In early October, Washington sent warships to patrol the area north of the heavily trafficked Bab al-Mandab Strait, which connects the Suez Canal and Red Sea with the Indian Ocean, after an Oct. 1 Houthi missile strike disabled the Swift, a military logistics ship of the United Arab Emirates. On Oct. 9, two cruise missiles fired from Houthi-controlled parts of Yemen’s Red Sea coast targeted the USS Mason, one of three U.S. warships on patrol, but fell short of their target. That the same cruise missiles are used by Hezbollah, another Iranian proxy, highlights Iran’s connection to the Houthi attack.

The Mason defended itself on the spot by firing defensive salvos, fending off an attack that could have killed dozens of sailors. But the larger U.S. response came on Oct. 12, when the USS Nitze fired tomahawk cruise missiles at three radar installations that the Pentagon said were used in the Houthi attack. That’s when Iran sent two of its warships to the area. Over the weekend, the Mason came under renewed fire and deployed counter-measures, but Pentagon officials have not blamed the latest attack specifically on the Houthis, saying they’re still gathering information.

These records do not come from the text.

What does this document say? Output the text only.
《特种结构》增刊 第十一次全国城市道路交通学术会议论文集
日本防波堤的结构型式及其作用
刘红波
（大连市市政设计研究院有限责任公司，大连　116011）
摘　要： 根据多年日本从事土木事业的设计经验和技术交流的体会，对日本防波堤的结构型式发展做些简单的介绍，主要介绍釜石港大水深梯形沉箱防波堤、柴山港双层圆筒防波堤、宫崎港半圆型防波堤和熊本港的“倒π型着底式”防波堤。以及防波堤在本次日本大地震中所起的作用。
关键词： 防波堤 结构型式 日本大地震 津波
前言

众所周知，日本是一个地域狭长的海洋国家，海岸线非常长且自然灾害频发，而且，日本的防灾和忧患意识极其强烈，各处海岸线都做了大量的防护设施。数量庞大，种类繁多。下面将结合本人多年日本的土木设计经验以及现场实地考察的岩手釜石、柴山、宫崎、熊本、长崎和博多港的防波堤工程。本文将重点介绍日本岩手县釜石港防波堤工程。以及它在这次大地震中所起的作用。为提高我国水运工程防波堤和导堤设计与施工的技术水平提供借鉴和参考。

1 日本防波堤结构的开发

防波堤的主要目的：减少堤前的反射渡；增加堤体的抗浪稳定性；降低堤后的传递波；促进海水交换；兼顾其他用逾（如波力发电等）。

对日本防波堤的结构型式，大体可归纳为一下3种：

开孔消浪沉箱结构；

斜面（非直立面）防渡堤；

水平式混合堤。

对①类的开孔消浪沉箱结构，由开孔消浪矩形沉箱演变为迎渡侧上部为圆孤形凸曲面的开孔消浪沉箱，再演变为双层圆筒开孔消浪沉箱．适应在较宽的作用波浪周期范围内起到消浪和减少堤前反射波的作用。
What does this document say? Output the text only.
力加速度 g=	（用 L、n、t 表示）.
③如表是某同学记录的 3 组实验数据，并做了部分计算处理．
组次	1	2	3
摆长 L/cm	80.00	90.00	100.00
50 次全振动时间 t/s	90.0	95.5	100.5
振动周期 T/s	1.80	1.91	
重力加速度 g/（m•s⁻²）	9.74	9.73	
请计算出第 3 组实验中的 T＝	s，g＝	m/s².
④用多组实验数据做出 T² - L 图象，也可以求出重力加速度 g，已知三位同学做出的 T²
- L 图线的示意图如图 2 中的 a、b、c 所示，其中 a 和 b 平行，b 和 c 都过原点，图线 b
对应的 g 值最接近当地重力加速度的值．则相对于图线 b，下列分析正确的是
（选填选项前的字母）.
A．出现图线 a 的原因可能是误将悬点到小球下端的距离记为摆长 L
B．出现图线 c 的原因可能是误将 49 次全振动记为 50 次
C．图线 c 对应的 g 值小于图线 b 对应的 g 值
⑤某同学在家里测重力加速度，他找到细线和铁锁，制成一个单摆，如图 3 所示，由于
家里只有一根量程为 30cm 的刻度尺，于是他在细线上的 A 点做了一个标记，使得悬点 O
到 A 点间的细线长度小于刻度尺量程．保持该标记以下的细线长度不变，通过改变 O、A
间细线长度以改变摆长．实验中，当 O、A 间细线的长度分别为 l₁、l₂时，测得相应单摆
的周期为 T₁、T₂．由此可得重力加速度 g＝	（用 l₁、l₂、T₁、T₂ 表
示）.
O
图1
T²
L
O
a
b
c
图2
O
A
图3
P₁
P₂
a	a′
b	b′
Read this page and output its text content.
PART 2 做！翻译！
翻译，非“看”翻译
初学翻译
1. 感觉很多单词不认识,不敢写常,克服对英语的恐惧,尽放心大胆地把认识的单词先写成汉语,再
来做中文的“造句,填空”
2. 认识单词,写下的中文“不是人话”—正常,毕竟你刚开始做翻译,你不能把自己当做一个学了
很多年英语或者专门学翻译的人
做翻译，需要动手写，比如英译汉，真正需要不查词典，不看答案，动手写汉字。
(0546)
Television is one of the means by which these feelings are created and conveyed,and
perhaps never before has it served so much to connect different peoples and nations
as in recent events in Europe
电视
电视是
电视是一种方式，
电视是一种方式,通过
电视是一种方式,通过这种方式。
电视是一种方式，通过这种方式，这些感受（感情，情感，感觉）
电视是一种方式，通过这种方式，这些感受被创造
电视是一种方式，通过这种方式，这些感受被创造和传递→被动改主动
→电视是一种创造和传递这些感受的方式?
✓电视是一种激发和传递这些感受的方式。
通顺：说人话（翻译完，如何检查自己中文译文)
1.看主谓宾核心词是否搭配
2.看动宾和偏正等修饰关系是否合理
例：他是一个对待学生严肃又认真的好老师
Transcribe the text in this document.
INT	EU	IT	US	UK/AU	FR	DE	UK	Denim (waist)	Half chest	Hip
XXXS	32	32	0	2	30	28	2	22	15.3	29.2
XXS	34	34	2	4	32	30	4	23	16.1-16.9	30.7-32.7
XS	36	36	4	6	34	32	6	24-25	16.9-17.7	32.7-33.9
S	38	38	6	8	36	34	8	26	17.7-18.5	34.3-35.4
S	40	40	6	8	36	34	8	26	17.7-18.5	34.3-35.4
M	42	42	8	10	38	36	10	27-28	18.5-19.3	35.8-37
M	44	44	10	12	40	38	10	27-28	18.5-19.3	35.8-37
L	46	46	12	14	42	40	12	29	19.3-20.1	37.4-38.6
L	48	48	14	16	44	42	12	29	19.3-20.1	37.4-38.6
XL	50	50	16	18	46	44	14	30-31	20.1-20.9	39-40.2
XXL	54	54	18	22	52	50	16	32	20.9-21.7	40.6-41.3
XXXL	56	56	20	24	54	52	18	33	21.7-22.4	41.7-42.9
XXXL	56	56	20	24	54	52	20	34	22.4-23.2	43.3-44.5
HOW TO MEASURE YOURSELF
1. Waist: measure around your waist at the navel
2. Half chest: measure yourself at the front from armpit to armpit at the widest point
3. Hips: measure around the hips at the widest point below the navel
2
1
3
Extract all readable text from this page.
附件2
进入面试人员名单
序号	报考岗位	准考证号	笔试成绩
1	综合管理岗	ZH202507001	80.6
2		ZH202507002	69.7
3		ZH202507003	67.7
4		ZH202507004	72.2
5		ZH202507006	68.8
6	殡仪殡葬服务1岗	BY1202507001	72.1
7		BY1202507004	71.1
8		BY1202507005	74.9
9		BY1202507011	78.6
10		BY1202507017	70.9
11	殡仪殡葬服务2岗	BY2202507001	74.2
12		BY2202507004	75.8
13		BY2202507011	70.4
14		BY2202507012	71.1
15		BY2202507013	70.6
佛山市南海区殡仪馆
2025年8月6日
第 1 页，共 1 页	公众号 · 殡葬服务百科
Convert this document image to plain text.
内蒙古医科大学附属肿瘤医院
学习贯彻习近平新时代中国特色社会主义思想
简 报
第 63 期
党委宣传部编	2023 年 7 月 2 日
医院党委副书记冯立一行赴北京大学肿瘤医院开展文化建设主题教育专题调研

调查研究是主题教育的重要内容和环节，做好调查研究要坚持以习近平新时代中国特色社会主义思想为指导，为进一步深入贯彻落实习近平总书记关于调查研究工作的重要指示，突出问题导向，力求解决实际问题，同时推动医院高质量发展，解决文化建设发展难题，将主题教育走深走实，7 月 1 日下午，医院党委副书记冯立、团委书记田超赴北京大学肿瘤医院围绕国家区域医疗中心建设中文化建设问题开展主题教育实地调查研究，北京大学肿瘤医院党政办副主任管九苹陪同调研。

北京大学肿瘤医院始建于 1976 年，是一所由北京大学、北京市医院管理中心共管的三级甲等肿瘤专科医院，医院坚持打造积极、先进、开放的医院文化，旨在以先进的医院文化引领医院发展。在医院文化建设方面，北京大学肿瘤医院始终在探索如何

Why the Houthis, with or without Iranian direction, want to tempt direct U.S. military action in their civil war against the Saudi-led coalition isn’t clear, but perhaps they didn’t expect a serious U.S. response. After all, they observed U.S.-led negotiations over the global nuclear deal, in which Washington provided Tehran with numerous concessions – including over $100 billion in direct sanctions relief – for a temporary halt to the latter’s nuclear program. They observed, as well, Washington’s feeble response as armed Iranian speedboats harassed U.S. warships in the area on numerous occasions since the nuclear deal was inked in July of 2015, while Iran sent rockets dangerously close to a U.S. aircraft carrier. They also watched as Iran humiliated the United States by seizing 10 of its sailors back in January, before releasing them the next day.

Under Obama, Washington has sought to coax Tehran into warmer relations and greater regional cooperation by treating Iranian officials with greater respect and ignoring their military and rhetorical provocations. Attacks on U.S. warships by the Iranian-backed Houthis make clear just how effective that campaign has been.

Lawrence J. Haas, a senior fellow at the American Foreign Policy Council, is the author of the new book Harry and Arthur: Truman, Vandenberg, and the Partnership That Created the Free World.